A number of people die for their art in "Velvet Buzzsaw." Others manage to survive, but only after enduring onslaughts of art-biz babble like, "Our gallery has cutting-edge analytics to optimize deal-flow and global demand." The smartest person in this new Netflix movie might be a good-hearted office assistant named Coco (Natalia Dyer, of "Stranger Things"), who bails out of the LA art scene at the end and heads back home to the Midwest, happy, no doubt, to be alive.
Taking a blowtorch to the art world — its inane fads, its swanning critics — is nothing new: Tom Wolfe did it memorably with his 1975 takedown, "The Painted Word." What writer-director Dan Gilroy has done differently here is to blend familiar (but still funny) mockery of the art scene with a really creepy supernatural horror story.
The dark shadow that hovers over "Velvet Buzzsaw" is a deceased "outsider" artist called Vetril Dease (just about everybody has a crazy name in this movie). Vetril's baleful presence, if it can be called that, quickly becomes unignorable. First, though, we meet the cast of glib, self-absorbed characters. We do this by shadowing an influential art critic named Morf Vandewalt (Jake Gyllenhaal) as he makes his rounds of the galleries of Los Angeles and beyond in search of new talent to promote in his columns. Being a powerful cultural arbiter, Morf is constantly being pitched. ("This encompasses on a global scale," one art promoter tells him, talking up a client's work. "There's just such a sense of now and in-your-face, which speaks to pop and cinema and economics.") Morf comes upon a big chrome sphere sitting in a white-walled museum room and somebody tells him, "It's called 'Sphere.'" He encounters a bizarre automaton — a mechanical hobo — that tells him, in a grotesque robo-voice, "I can't save you." Just as well, maybe.
Morf is tight with an LA gallery owner named Rhodora Haze (Rene Russo, who's married to Gilroy and also co-starred with Gyllenhaal in "Nightcrawler," the first film her husband directed). Rhodora has an ambitious assistant named Josephina (a star turn by Zawe Ashton, of "Nocturnal Animals") and a once-hot client — a painter named Piers (John Malkovich) — who has lost his creative momentum. Also on the scene is a charismatic younger artist called Damrish (Daveed Diggs, of "Black-ish") and a museum curator named Gretchen (Toni Collette), who's ready to go private as an art advisor and rake in some real money.

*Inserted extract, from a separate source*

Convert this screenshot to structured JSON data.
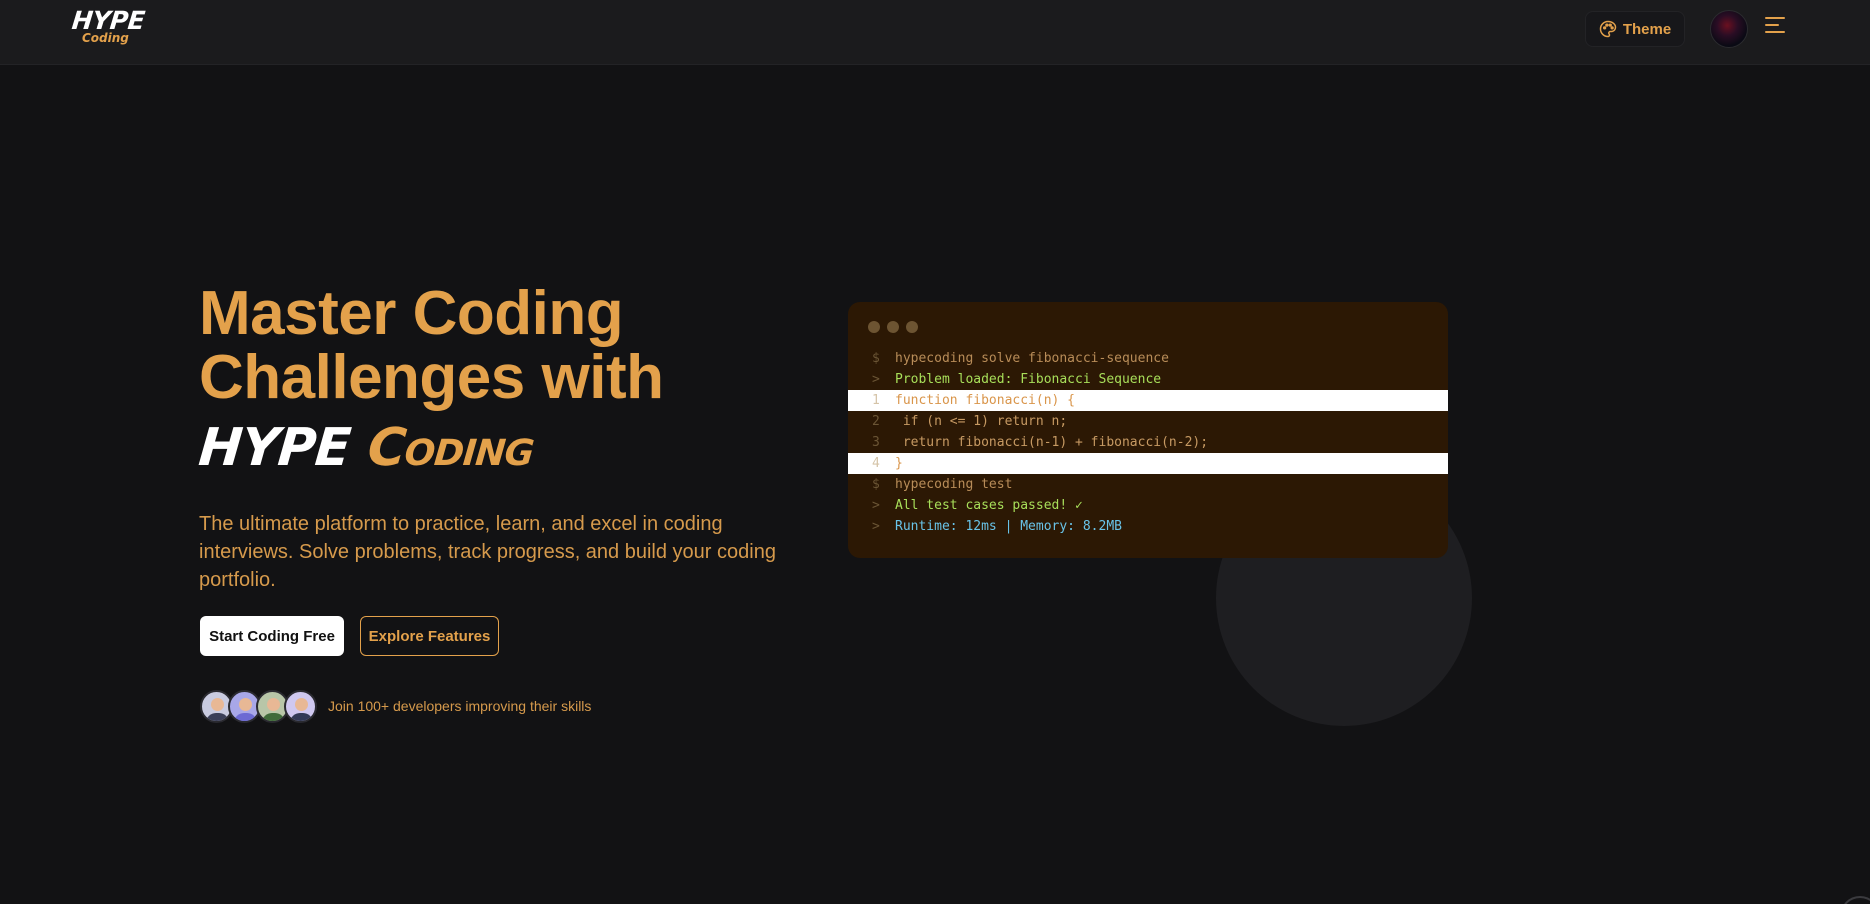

Things start getting strange when Josephina finds the dead body of an old man on a high landing in her apartment building. This is — or was — Vetril Dease. Slipping into his unlocked apartment, Josephina finds that it's crammed, wall to wall, with a lifetime's worth of primitive but haunting artwork. (Dease is clearly modeled on the celebrated outsider pack rat Henry Darger.) Soon she learns that Dease had ordered all of his work destroyed after his death, to ensure that no one would profit from trading in it — a thought that apparently enraged him. But Josephina's boss, Rhodora, sets up a legal end run around Dease's final wish that will allow Josephina — and by extension Rhodora, too — to take over the man's legacy and use it to make them both very rich.
But as Morf learns in researching Dease, his murky backstory is filled with murder, torture and madness. And we soon see that his paintings are inhabited by a malign spirit — they burst into flames, they bleed, and they generally make it very hard to go on living for anyone who tries to traffic in them. Gilroy creates skin-crawlingly eerie effects — figures that start stirring within the paintings, hands that reach out of their frames — and some wonderfully sinister set-piece scenes (there's a projector that turns itself on and can't be turned off, and a flickering light bulb that simply must be replaced right now). There's also a scene set in a museum that's so spectacularly bloody, and draws so many gawkers, that it's soon "spiking on Instagram," as one impressed observer notes.
I'm not sure if all of this adds up. Is the evil with which Dease infused his paintings capable of infecting art made by other hands? That seems to be the case. But how does that work? And what about the new questions it raises? By the time the hideous robo-guy reappeared, though, I didn't much care anymore.